"Especially did it occur to me to laugh at the men who were quarreling
about the boundaries of their land, and at those who were proud because
they cultivated the Sikyonian plain, or owned that part of Marathon
around Oenoe, or held possession of a thousand acres at Acharnae. Of
the whole of Greece, as it then appeared to me from above, being about
the size of four fingers, I think Attica was in proportion a mere speck.

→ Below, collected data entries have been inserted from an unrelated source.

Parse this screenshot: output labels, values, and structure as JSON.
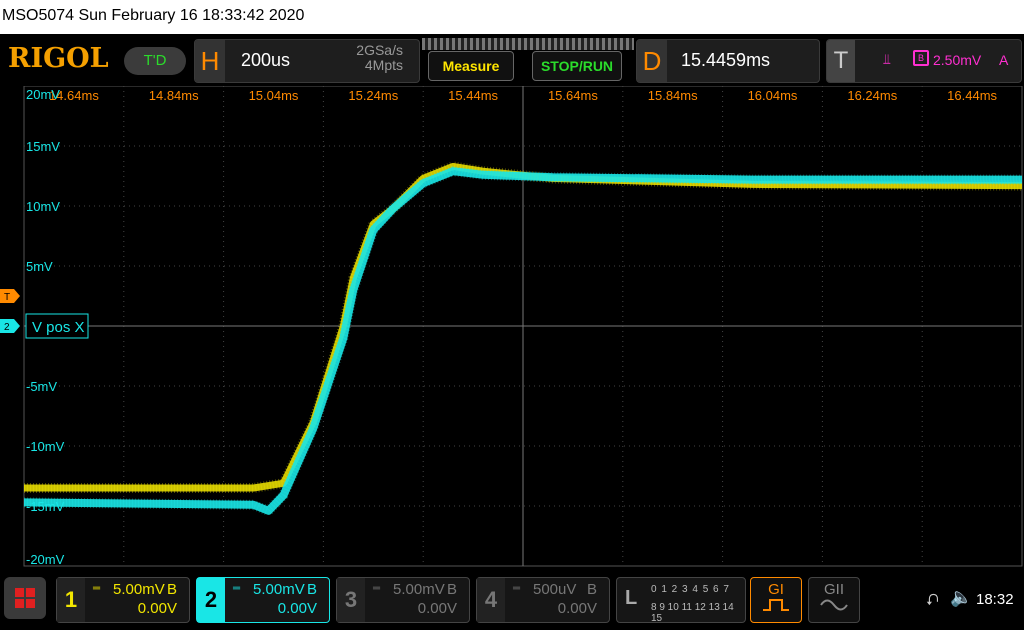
{
  "title": "MSO5074  Sun February 16 18:33:42 2020",
  "brand": "RIGOL",
  "trig_status": "T'D",
  "horizontal": {
    "label": "H",
    "timebase": "200us",
    "sample_rate": "2GSa/s",
    "memory_depth": "4Mpts"
  },
  "buttons": {
    "measure": "Measure",
    "stop_run": "STOP/RUN"
  },
  "delay": {
    "label": "D",
    "value": "15.4459ms"
  },
  "trigger": {
    "label": "T",
    "edge_icon": "rising-edge-icon",
    "source": "B",
    "level": "2.50mV",
    "mode": "A"
  },
  "graticule": {
    "time_labels": [
      "14.64ms",
      "14.84ms",
      "15.04ms",
      "15.24ms",
      "15.44ms",
      "15.64ms",
      "15.84ms",
      "16.04ms",
      "16.24ms",
      "16.44ms"
    ],
    "volt_labels": [
      "20mV",
      "15mV",
      "10mV",
      "5mV",
      "-5mV",
      "-10mV",
      "-15mV",
      "-20mV"
    ],
    "trigger_marker": "T",
    "channel_marker": "2",
    "channel_label": "V pos X"
  },
  "waveforms": [
    {
      "name": "CH1",
      "color": "#f2e600",
      "points": [
        [
          14.54,
          -13.5
        ],
        [
          15.0,
          -13.5
        ],
        [
          15.06,
          -13.1
        ],
        [
          15.12,
          -8.0
        ],
        [
          15.18,
          0.0
        ],
        [
          15.2,
          4.0
        ],
        [
          15.24,
          8.5
        ],
        [
          15.28,
          9.8
        ],
        [
          15.34,
          12.3
        ],
        [
          15.4,
          13.3
        ],
        [
          15.46,
          12.9
        ],
        [
          15.6,
          12.3
        ],
        [
          16.0,
          11.8
        ],
        [
          16.54,
          11.7
        ]
      ]
    },
    {
      "name": "CH2",
      "color": "#19e6e6",
      "points": [
        [
          14.54,
          -14.7
        ],
        [
          15.0,
          -14.9
        ],
        [
          15.03,
          -15.4
        ],
        [
          15.06,
          -14.1
        ],
        [
          15.12,
          -8.5
        ],
        [
          15.18,
          -1.0
        ],
        [
          15.2,
          3.0
        ],
        [
          15.24,
          8.0
        ],
        [
          15.28,
          9.8
        ],
        [
          15.34,
          11.9
        ],
        [
          15.4,
          12.9
        ],
        [
          15.46,
          12.6
        ],
        [
          15.6,
          12.4
        ],
        [
          16.0,
          12.2
        ],
        [
          16.54,
          12.2
        ]
      ]
    }
  ],
  "channels": [
    {
      "num": "1",
      "color": "#f2e600",
      "scale": "5.00mV",
      "coupling": "B",
      "offset": "0.00V"
    },
    {
      "num": "2",
      "color": "#19e6e6",
      "scale": "5.00mV",
      "coupling": "B",
      "offset": "0.00V"
    },
    {
      "num": "3",
      "color": "#777777",
      "scale": "5.00mV",
      "coupling": "B",
      "offset": "0.00V"
    },
    {
      "num": "4",
      "color": "#777777",
      "scale": "500uV",
      "coupling": "B",
      "offset": "0.00V"
    }
  ],
  "logic": {
    "label": "L",
    "row1": "0 1 2 3  4 5 6 7",
    "row2": "8 9 10 11 12 13 14 15"
  },
  "generators": {
    "g1": "GI",
    "g2": "GII"
  },
  "status": {
    "clock": "18:32"
  }
}
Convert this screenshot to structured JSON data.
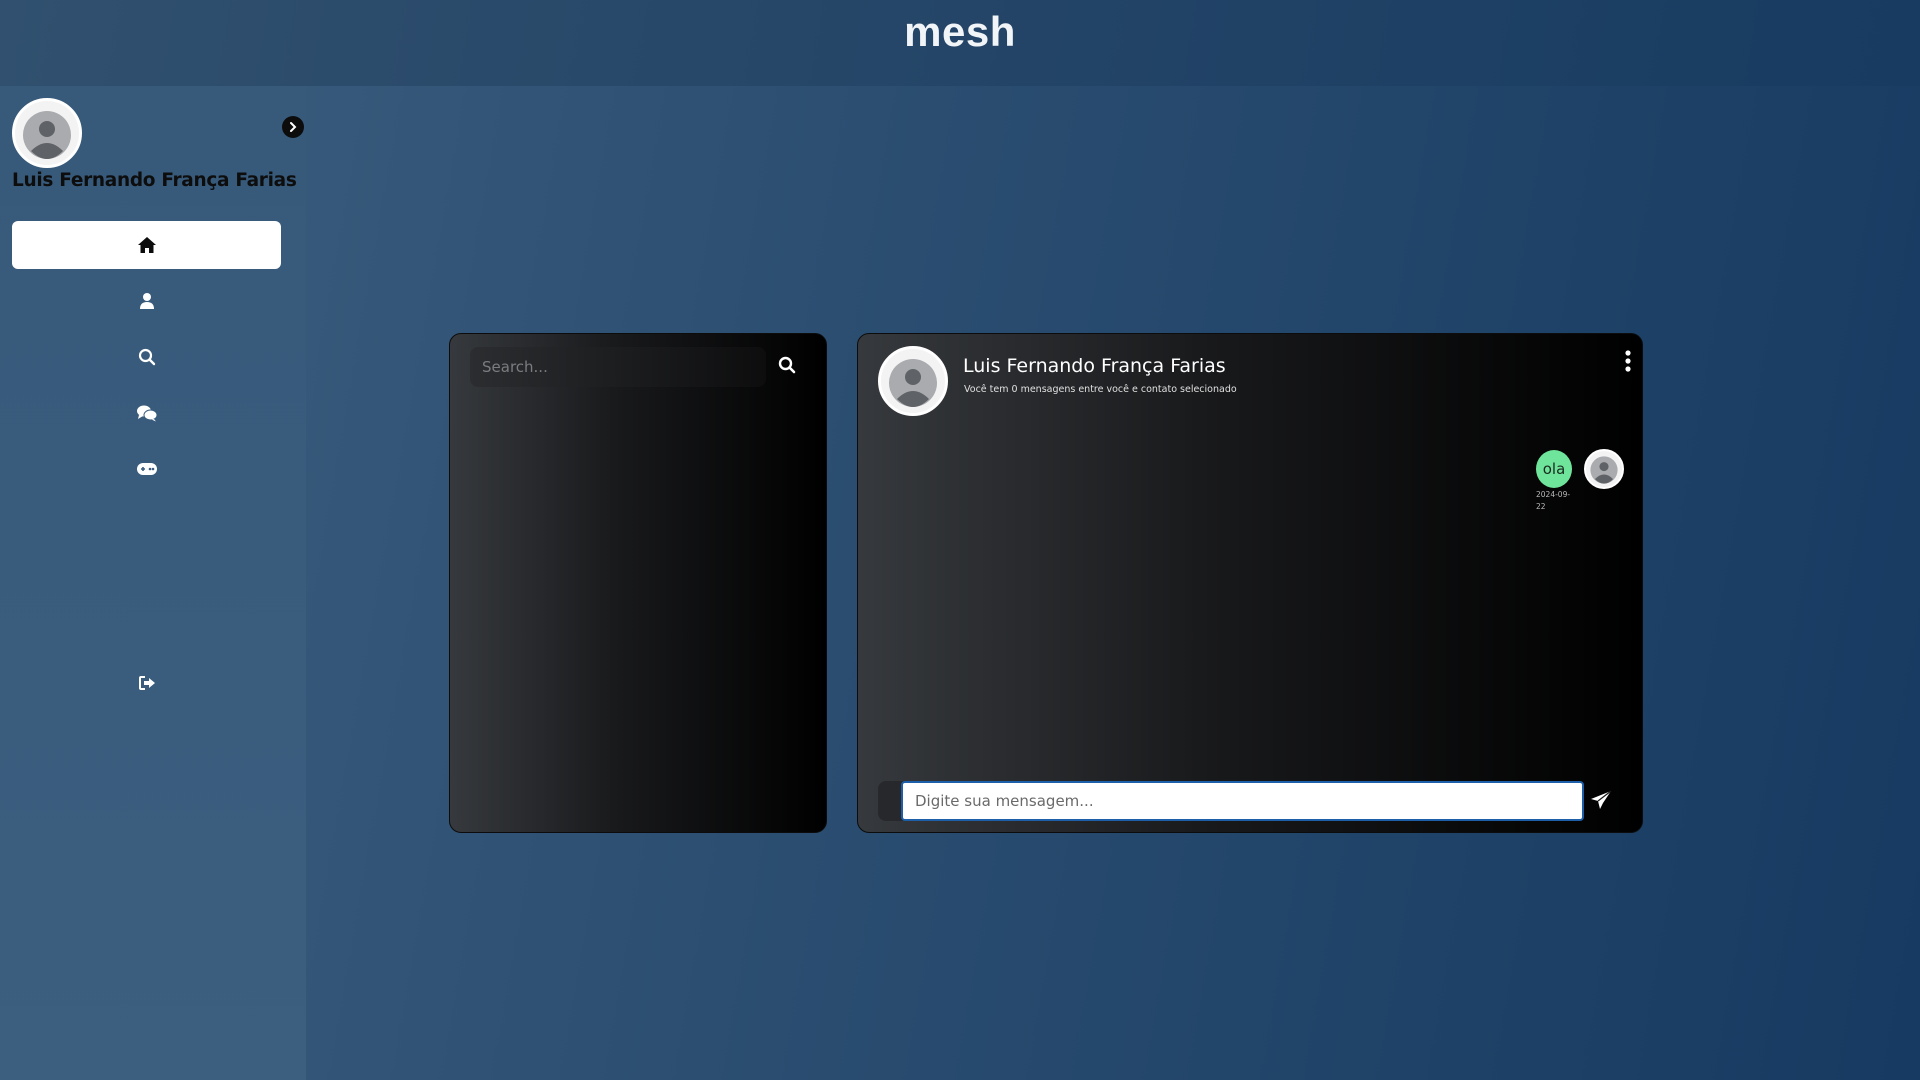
{
  "app": {
    "brand": "mesh"
  },
  "sidebar": {
    "user_name": "Luis Fernando França Farias",
    "avatar_icon": "user-avatar-icon",
    "toggle_icon": "chevron-right-icon",
    "items": [
      {
        "icon": "home-icon",
        "active": true
      },
      {
        "icon": "user-icon",
        "active": false
      },
      {
        "icon": "search-icon",
        "active": false
      },
      {
        "icon": "chat-icon",
        "active": false
      },
      {
        "icon": "gamepad-icon",
        "active": false
      }
    ],
    "logout_icon": "logout-icon"
  },
  "contacts": {
    "search_placeholder": "Search...",
    "search_icon": "search-icon"
  },
  "chat": {
    "contact_name": "Luis Fernando França Farias",
    "subtitle": "Você tem 0 mensagens entre você e contato selecionado",
    "menu_icon": "kebab-menu-icon",
    "messages": [
      {
        "text": "ola",
        "date": "2024-09-22",
        "color": "#6ee59a"
      }
    ],
    "input_placeholder": "Digite sua mensagem...",
    "send_icon": "send-icon"
  },
  "colors": {
    "accent": "#1d5fa8",
    "bubble": "#6ee59a"
  }
}
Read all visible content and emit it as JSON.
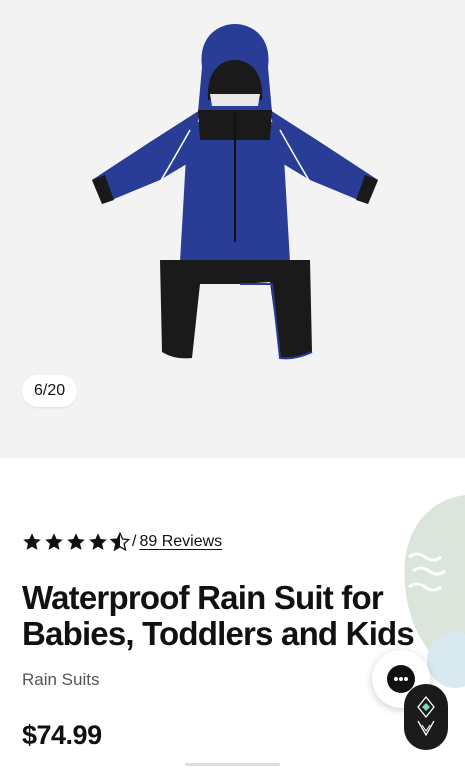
{
  "gallery": {
    "counter": "6/20",
    "image_alt": "Blue waterproof rain suit with black legs and hood"
  },
  "rating": {
    "value": 4.5,
    "max": 5,
    "separator": "/",
    "reviews_label": "89 Reviews"
  },
  "product": {
    "title": "Waterproof Rain Suit for Babies, Toddlers and Kids",
    "category": "Rain Suits",
    "price": "$74.99"
  },
  "colors": {
    "suit_blue": "#2a3d96",
    "suit_black": "#1a1a1a",
    "gallery_bg": "#f3f3f3",
    "deco_green": "#dbe5dc"
  },
  "icons": {
    "chat": "chat-bubble-icon",
    "brand": "brand-logo-icon",
    "star": "star-icon"
  }
}
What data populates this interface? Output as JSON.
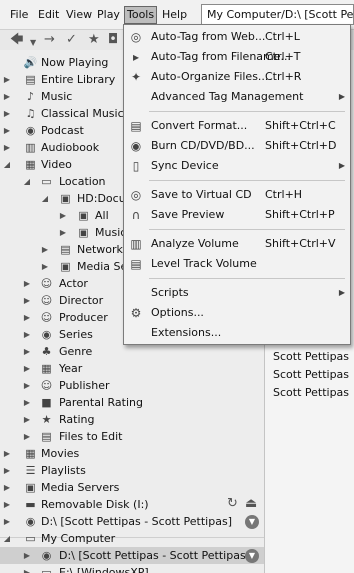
{
  "menubar": {
    "file": "File",
    "edit": "Edit",
    "view": "View",
    "play": "Play",
    "tools": "Tools",
    "help": "Help",
    "path": "My Computer/D:\\ [Scott Pettipas - Scott Pettipas]"
  },
  "tree": {
    "now_playing": "Now Playing",
    "entire_library": "Entire Library",
    "music": "Music",
    "classical_music": "Classical Music",
    "podcast": "Podcast",
    "audiobook": "Audiobook",
    "video": "Video",
    "location": "Location",
    "hd_documents": "HD:Documents",
    "all": "All",
    "music_sub": "Music",
    "network": "Network",
    "media_servers_sub": "Media Servers",
    "actor": "Actor",
    "director": "Director",
    "producer": "Producer",
    "series": "Series",
    "genre": "Genre",
    "year": "Year",
    "publisher": "Publisher",
    "parental_rating": "Parental Rating",
    "rating": "Rating",
    "files_to_edit": "Files to Edit",
    "movies": "Movies",
    "playlists": "Playlists",
    "media_servers": "Media Servers",
    "removable_disk": "Removable Disk (I:)",
    "d_drive": "D:\\ [Scott Pettipas - Scott Pettipas]",
    "my_computer": "My Computer",
    "d_drive_sel": "D:\\ [Scott Pettipas - Scott Pettipas]",
    "e_drive": "E:\\ [WindowsXP]"
  },
  "right_panel": {
    "rows": [
      "Scott Pettipas",
      "Scott Pettipas",
      "Scott Pettipas"
    ]
  },
  "tools_menu": {
    "auto_tag_web": {
      "label": "Auto-Tag from Web...",
      "shortcut": "Ctrl+L"
    },
    "auto_tag_filename": {
      "label": "Auto-Tag from Filename...",
      "shortcut": "Ctrl+T"
    },
    "auto_organize": {
      "label": "Auto-Organize Files...",
      "shortcut": "Ctrl+R"
    },
    "advanced_tag": {
      "label": "Advanced Tag Management"
    },
    "convert_format": {
      "label": "Convert Format...",
      "shortcut": "Shift+Ctrl+C"
    },
    "burn": {
      "label": "Burn CD/DVD/BD...",
      "shortcut": "Shift+Ctrl+D"
    },
    "sync_device": {
      "label": "Sync Device"
    },
    "save_virtual_cd": {
      "label": "Save to Virtual CD",
      "shortcut": "Ctrl+H"
    },
    "save_preview": {
      "label": "Save Preview",
      "shortcut": "Shift+Ctrl+P"
    },
    "analyze_volume": {
      "label": "Analyze Volume",
      "shortcut": "Shift+Ctrl+V"
    },
    "level_track": {
      "label": "Level Track Volume"
    },
    "scripts": {
      "label": "Scripts"
    },
    "options": {
      "label": "Options..."
    },
    "extensions": {
      "label": "Extensions..."
    }
  }
}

So that I wondered on what condition it was left to these rich men to be
proud."[14]
[Footnote 14: Ikaromenippus; or, Above the Clouds. Prof. D.C. Brown's
translation.]
Such scenes as Lucian beheld, in imagination, upon the earth while
looking from the moon, many would fain behold, with telescopic aid,
upon the moon while looking from the earth. Galileo believed that the
details of the lunar surface revealed by his telescope closely resembled
in their nature the features of the earth's surface, and for a long
time, as the telescope continued to be improved, observers were
impressed with the belief that the moon possessed not only mountains and
plains, but seas and oceans also.
It was the discovery that the moon has no perceptible atmosphere that
first seriously undermined the theory of its habitability. Yet, as was
remarked in the introductory chapter, there has of late been some change
of view concerning a lunar atmosphere; but the change has been not so
much in the ascertained facts as in the way of looking at those facts.